La calle Arco de los Dolores se abre, lindante con la muralla medieval, detrás del ayuntamiento. Es una calle en escalera, taraceada con cantos de río que esbozan sencillas geometrías en el suelo, flanqueada de yedras y portadas antiguas procedentes de enclaves cercanos, como si hubieran huido de la devastación y la especulación urbanística de hace un puñado de lustros: una de ellas es la portada dieciochesca de la iglesia del hospitalico de la Vera Cruz, la cofradía decana de nuestra Semana Santa; la otra procede del desaparecido palacio del Conde de Torralba, hacia el cantón de Jesús. (A esta última se le añade, además, medio escudo de Carlos V, acaso procedente de las viejas Carnicerías públicas de San Francisco).
El hospital de la Vera Cruz estaba situado en la calle Recogidas, actualmente dedicada al periodista Ricardo García Requena. Desde el siglo XVII, cuando lo compró el obispo don Sancho Dávila, pasó a “recoger” a mujeres que llevaban una vida poco virtuosa. El palacio del conde de Torralba, del siglo XVI, adosado al torreón homónimo en la Carrera de Jesús, dio nombre a la calle y plaza del Conde, esta última rebautizada reciente y ridículamente como plaza de los Maestros y Maestras: con los años se nos pasará la tontería, supongo.

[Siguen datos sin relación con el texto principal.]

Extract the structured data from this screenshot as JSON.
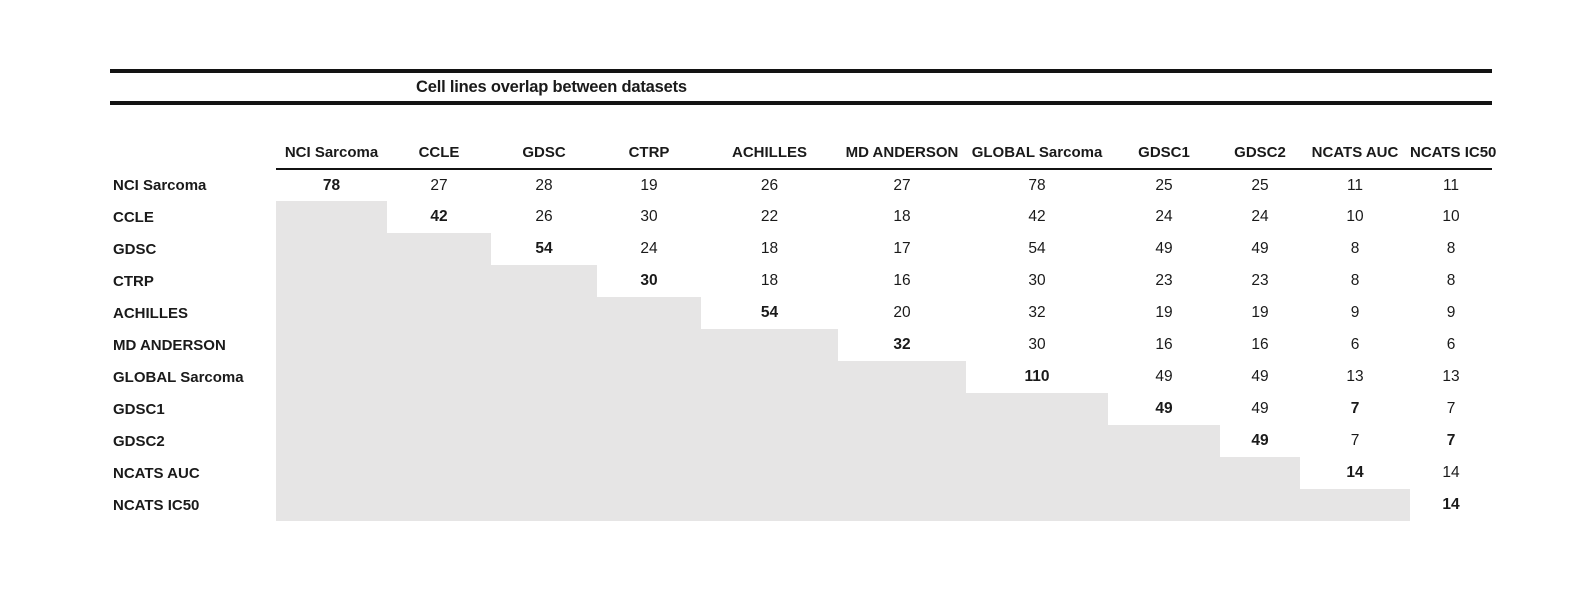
{
  "title": "Cell lines overlap between datasets",
  "chart_data": {
    "type": "table",
    "title": "Cell lines overlap between datasets",
    "columns": [
      "NCI Sarcoma",
      "CCLE",
      "GDSC",
      "CTRP",
      "ACHILLES",
      "MD ANDERSON",
      "GLOBAL Sarcoma",
      "GDSC1",
      "GDSC2",
      "NCATS AUC",
      "NCATS IC50"
    ],
    "rows": [
      "NCI Sarcoma",
      "CCLE",
      "GDSC",
      "CTRP",
      "ACHILLES",
      "MD ANDERSON",
      "GLOBAL Sarcoma",
      "GDSC1",
      "GDSC2",
      "NCATS AUC",
      "NCATS IC50"
    ],
    "matrix": [
      [
        78,
        27,
        28,
        19,
        26,
        27,
        78,
        25,
        25,
        11,
        11
      ],
      [
        null,
        42,
        26,
        30,
        22,
        18,
        42,
        24,
        24,
        10,
        10
      ],
      [
        null,
        null,
        54,
        24,
        18,
        17,
        54,
        49,
        49,
        8,
        8
      ],
      [
        null,
        null,
        null,
        30,
        18,
        16,
        30,
        23,
        23,
        8,
        8
      ],
      [
        null,
        null,
        null,
        null,
        54,
        20,
        32,
        19,
        19,
        9,
        9
      ],
      [
        null,
        null,
        null,
        null,
        null,
        32,
        30,
        16,
        16,
        6,
        6
      ],
      [
        null,
        null,
        null,
        null,
        null,
        null,
        110,
        49,
        49,
        13,
        13
      ],
      [
        null,
        null,
        null,
        null,
        null,
        null,
        null,
        49,
        49,
        7,
        7
      ],
      [
        null,
        null,
        null,
        null,
        null,
        null,
        null,
        null,
        49,
        7,
        7
      ],
      [
        null,
        null,
        null,
        null,
        null,
        null,
        null,
        null,
        null,
        14,
        14
      ],
      [
        null,
        null,
        null,
        null,
        null,
        null,
        null,
        null,
        null,
        null,
        14
      ]
    ],
    "bold_cells": [
      [
        0,
        0
      ],
      [
        1,
        1
      ],
      [
        2,
        2
      ],
      [
        3,
        3
      ],
      [
        4,
        4
      ],
      [
        5,
        5
      ],
      [
        6,
        6
      ],
      [
        7,
        7
      ],
      [
        7,
        9
      ],
      [
        8,
        8
      ],
      [
        8,
        10
      ],
      [
        9,
        9
      ],
      [
        10,
        10
      ]
    ],
    "shading": "lower-triangle empty cells shaded gray",
    "legend_position": "none",
    "grid": false
  },
  "colors": {
    "shaded_cell": "#e6e5e5",
    "rule": "#131313",
    "text": "#1a1a1a",
    "background": "#ffffff"
  }
}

Hasta el sábado por la mañana, la calle Arco de los Dolores, con su sencilla nobleza de siglos, era en realidad una verdadera pocilga de basura y de pintadas desde la parte cimera hasta la que limita con la oficina municipal de Turismo. De cabo a rabo. De arriba abajo. Algo así como un rincón sometido al horror vacui del mierderío, para que lo pudieran disfrutar bien los turistas antes de caminar apenas cien metros y visitar una catedral que aspira a ser Patrimonio de la Humanidad (o eso nos viene diciendo el ayuntamiento, ¡propietario de los inmuebles que llevaban años grafiteados!). Destacaban sobremanera los dibujos de varios ejemplares de penes gigantescos, que la habían convertido en una calle falocéntrica o aquejada de priapismo, en una suerte de calle pompeyana, pero en versión cutrecilla, sórdida o definitivamente astrosa. Los cables de luz y telecomunicaciones se retorcían (y ahí siguen) en amalgamas imposibles sobre las fachadas y las portadas históricas, como hidras negruzcas que se multiplicaran hasta el infinito.
Pero el sábado por la mañana, un grupo de voluntarios llegó a aquel rincón profanado y en un par de horas dejó la calle entera limpia de pintadas. Lo que no había hecho el ayuntamiento en muchísimo tiempo un grupo de gentes que aman a su ciudad lo consiguió en un santiamén de camaradería y buen ambiente, y cuando terminaron se dieron cuenta de que todavía no era ni la hora de la cerveza. Se hacen llamar las Brigadas de Luz y pertenecen a la asociación Civitas Lucis (Ciudad de Luz), presidida por Alfonso Alcalde-Diosdado, un profesor de latín y griego con voz de cíclope y fonemas cachazudos que ha sabido aglutinar a un equipo de jiennenses ávidos de luchar de manera altruista por hacer de Jaén un lugar mejor. Las Brigadas de Luz son sólo un proyecto de los muchos que esta asociación está poniendo en marcha, de carácter social, solidario o cultural. Y no es la primera vez que sus brigadas actúan, porque ya repintaron el Arco del Consuelo, las escaleras de la plaza del Pósito, todos los edificios de la plaza de San Bartolomé y alguna casona con solera de San Ildefonso.
Cuando converso con amigos sobre los males que aquejan a nuestra ciudad, siempre recuerdo la cita de Baroja en El árbol de la Ciencia sobre el imaginario Alcolea del Campo: El pueblo no tenía el menor sentido social; las familias se metían en sus casas, como los trogloditas en su cueva. No había solidaridad; nadie sabía ni podía utilizar la fuerza de la asociación.
Los de Civitas Lucis no son los únicos, claro. Algo está cambiando en la ciudad.